In other news, Chao Deng and Menna Farouk reported in today’s Wall Street Journal (“Egyptians Struggle to Put Food on the Table”) that, “Egypt imports much of its food supply from abroad and has resumed buying wheat from Russia. But a bottleneck in imports, caused by government efforts to conserve foreign currency, has made it harder for domestic companies to buy essential food from abroad, including animal feed.
“Criticism by ordinary Egyptians as well as officials of President Abdel Fattah Al Sisi’s handling of the economy has grown in recent months. Wary of previous political discontent following a surge in food prices, Mr. Sisi has kept an extra-tight lid on dissent.”

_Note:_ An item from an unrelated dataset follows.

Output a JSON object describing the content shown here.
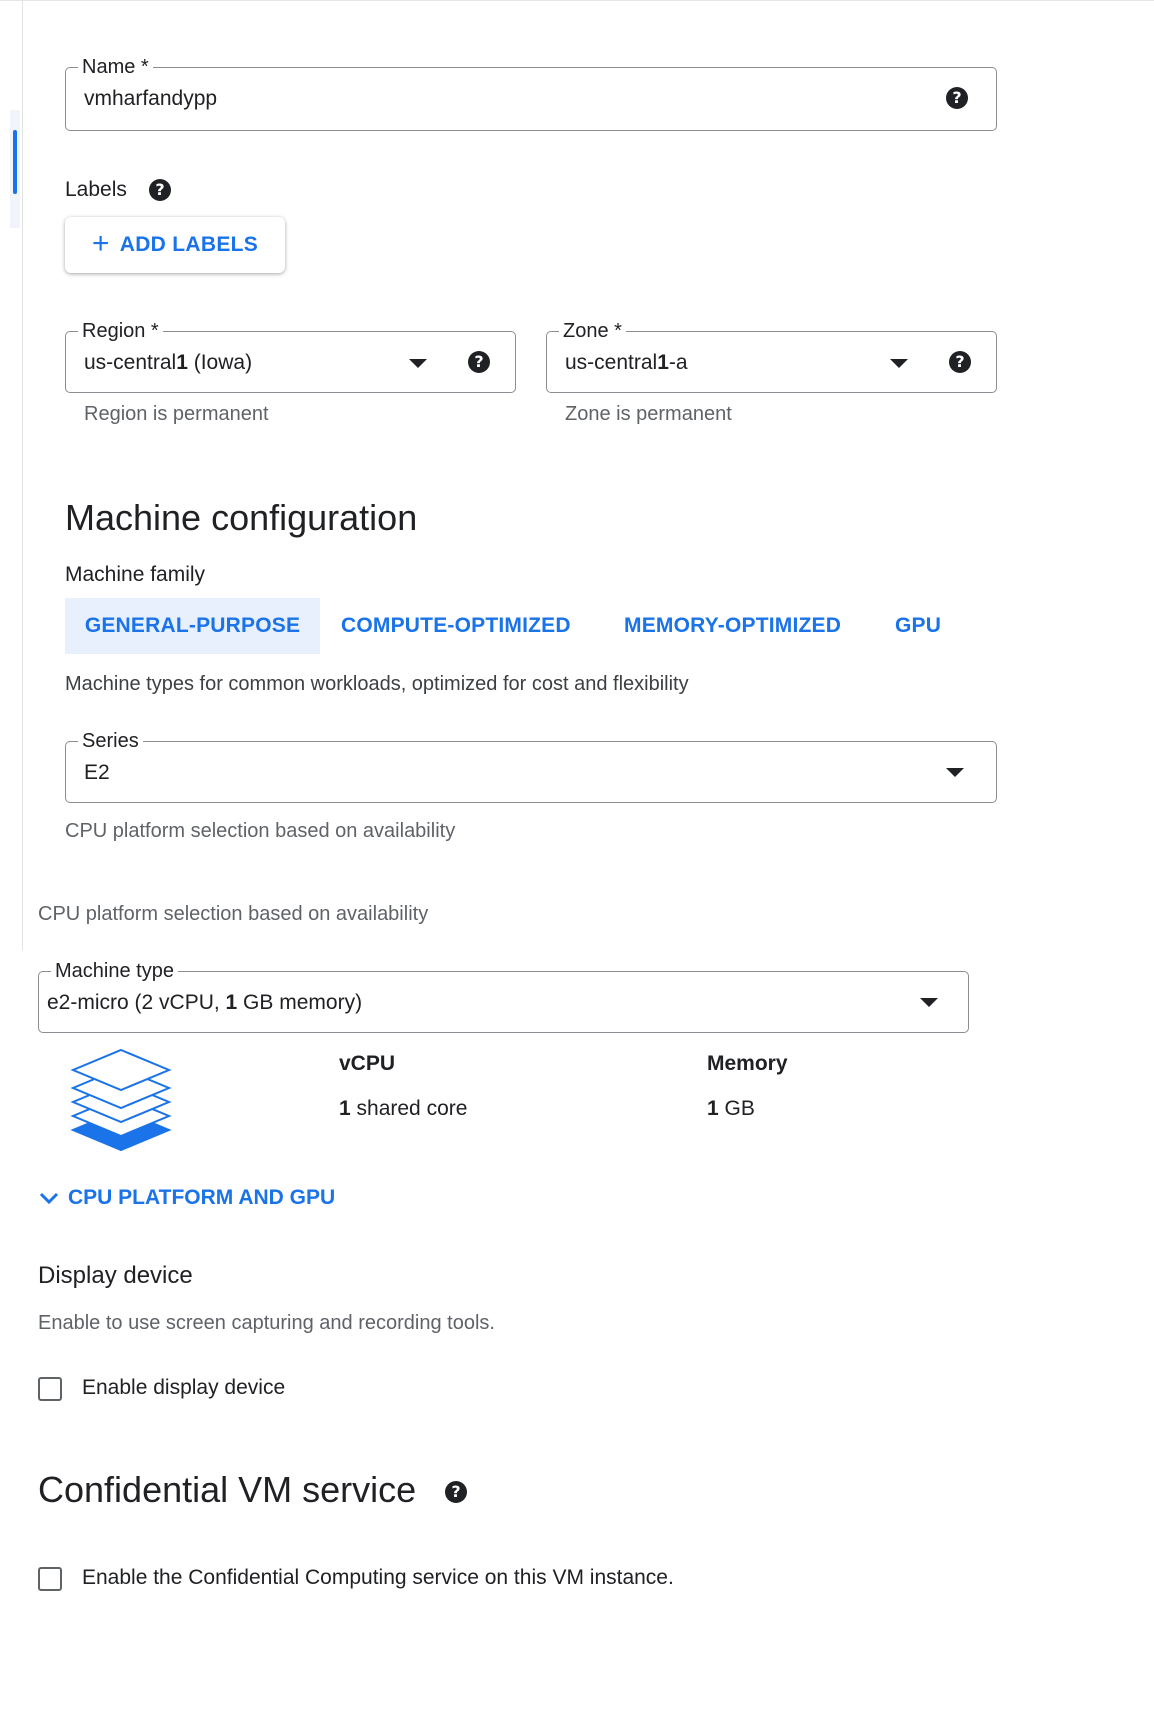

And Financial Times writers Joe Leahy and Sun Yu in Beijing and Edward White reported earlier this week that, “China’s gross domestic product expanded 4.5 per cent year on year in the first quarter, as strong growth in exports and infrastructure investment as well as a rebound in retail consumption and property prices drove a recovery in the world’s second-largest economy.
“The official figure, which exceeded analyst expectations of a 4 per cent rise, followed efforts by Chinese leader Xi Jinping’s government to restore business confidence damaged by pandemic controls last year and abrupt policy changes.”
And Bloomberg writers Eltaf Najafizada and Bibhudatta Pradhan reported today that, “India has overtaken China as the world’s most populous nation, according to United Nations data released Wednesday.”
The Bloomberg writers pointed out that, “Asia’s third-largest economy is now home to nearly a fifth of humanity — greater than the entire population of Europe or Africa or the Americas. While this is also true for China for now, that’s expected to change as India’s population is forecast to keep ticking up and touch 1.668 billion by 2050 when China’s population is forecast to contract to about 1.317 billion.”